A slight color gleamed over the brow of Alice Dunscombe, as she uttered, in a voice that was barely audible:

“There is no longer a reason why the world should know of such a weakness, though it did exist.” And, as the faint glow passed away, leaving her face pale nearly as the hue of death, her eyes kindled with unusual fire, and she added: “They can but take my life, John; and that I am ready to lay down in your service!”

“Alice!” exclaimed the softened Pilot, “my kind, my gentle Alice—”

The knock of the sentinel at the door was heard at this critical moment.
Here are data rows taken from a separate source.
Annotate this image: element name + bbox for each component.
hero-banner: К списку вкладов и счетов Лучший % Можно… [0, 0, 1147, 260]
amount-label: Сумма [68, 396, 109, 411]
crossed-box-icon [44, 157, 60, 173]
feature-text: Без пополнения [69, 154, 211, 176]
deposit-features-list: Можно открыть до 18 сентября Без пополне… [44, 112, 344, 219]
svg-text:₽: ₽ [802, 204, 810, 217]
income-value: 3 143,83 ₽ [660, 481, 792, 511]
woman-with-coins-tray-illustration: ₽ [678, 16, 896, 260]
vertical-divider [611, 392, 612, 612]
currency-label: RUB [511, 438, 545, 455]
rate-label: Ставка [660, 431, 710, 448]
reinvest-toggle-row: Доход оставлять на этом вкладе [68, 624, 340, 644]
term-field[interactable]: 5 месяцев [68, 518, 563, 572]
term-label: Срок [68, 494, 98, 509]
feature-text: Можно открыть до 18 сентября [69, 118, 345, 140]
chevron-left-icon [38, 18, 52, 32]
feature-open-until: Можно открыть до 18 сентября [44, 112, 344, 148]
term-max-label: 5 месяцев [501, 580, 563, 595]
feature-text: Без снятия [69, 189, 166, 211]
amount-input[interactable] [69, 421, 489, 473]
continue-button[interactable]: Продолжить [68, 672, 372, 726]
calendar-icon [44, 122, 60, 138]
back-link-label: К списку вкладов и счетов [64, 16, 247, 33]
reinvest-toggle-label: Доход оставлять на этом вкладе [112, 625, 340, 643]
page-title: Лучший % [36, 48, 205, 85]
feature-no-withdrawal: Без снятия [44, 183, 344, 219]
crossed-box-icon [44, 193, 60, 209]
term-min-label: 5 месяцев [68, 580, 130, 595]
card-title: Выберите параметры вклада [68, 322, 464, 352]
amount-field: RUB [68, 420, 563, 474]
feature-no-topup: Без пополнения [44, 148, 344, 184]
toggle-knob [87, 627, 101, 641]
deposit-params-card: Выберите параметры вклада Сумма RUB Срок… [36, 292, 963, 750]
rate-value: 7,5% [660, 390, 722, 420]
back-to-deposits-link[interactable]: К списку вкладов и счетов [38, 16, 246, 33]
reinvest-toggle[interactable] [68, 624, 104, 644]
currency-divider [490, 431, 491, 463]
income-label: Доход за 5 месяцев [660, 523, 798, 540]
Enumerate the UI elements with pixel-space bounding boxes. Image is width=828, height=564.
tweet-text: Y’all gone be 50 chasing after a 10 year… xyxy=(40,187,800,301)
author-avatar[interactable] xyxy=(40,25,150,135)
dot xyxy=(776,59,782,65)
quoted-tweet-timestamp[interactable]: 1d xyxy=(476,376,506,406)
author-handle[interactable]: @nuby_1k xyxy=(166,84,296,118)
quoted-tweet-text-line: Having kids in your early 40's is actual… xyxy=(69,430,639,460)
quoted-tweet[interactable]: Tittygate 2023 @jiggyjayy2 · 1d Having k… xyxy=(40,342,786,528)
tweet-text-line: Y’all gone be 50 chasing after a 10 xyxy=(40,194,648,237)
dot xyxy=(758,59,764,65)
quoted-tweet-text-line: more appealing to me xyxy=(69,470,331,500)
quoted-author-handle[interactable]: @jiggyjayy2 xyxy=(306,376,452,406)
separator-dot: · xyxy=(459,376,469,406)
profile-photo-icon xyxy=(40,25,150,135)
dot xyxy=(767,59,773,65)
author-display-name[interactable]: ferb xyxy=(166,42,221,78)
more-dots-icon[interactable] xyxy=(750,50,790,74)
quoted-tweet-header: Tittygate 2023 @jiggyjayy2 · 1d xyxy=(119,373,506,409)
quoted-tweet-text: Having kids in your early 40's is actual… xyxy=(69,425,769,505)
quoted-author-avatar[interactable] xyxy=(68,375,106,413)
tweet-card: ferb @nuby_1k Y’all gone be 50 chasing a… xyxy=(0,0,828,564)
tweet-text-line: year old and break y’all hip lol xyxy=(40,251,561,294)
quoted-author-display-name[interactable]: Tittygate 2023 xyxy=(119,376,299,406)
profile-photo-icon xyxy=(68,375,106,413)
Without waiting for a reply to his summons, the man entered the apartment; and, in hurried language, declared the urgent necessity that existed for the lady to retire. A few brief remonstrances were uttered by both Alice and the Pilot, who wished to comprehend more clearly each other's intentions relative to the intended escape: but the fear of personal punishment rendered the soldier obdurate, and a dread of exposure at length induced the lady to comply. She arose, and was leaving the apartment with lingering steps, when the Pilot, touching her hand, whispered to her impressively:

“Alice, we meet again before I leave this island forever?”

“We meet in the morning, John,” she returned in the same tone of voice, “in the apartments of Miss Howard.”

He dropped her hand, and she glided from the room, when the impatient sentinel closed the door, and silently turned the key on his prisoner. The Pilot remained in a listening attitude, until the light footsteps of the retiring pair were no longer audible, when he paced his confined apartment with perturbed steps, occasionally pausing to look out at the driving clouds and the groaning oaks that were trembling and rocking their broad arms in the fitful gusts of the gale. In a few minutes the tempest in his own passions had gradually subsided to the desperate and still calmness that made him the man he was; when he again seated himself where Alice had found him, and began to muse on the events of the times, from which the transition to projecting schemes of daring enterprise and mighty consequences was but the usual employment of his active and restless mind.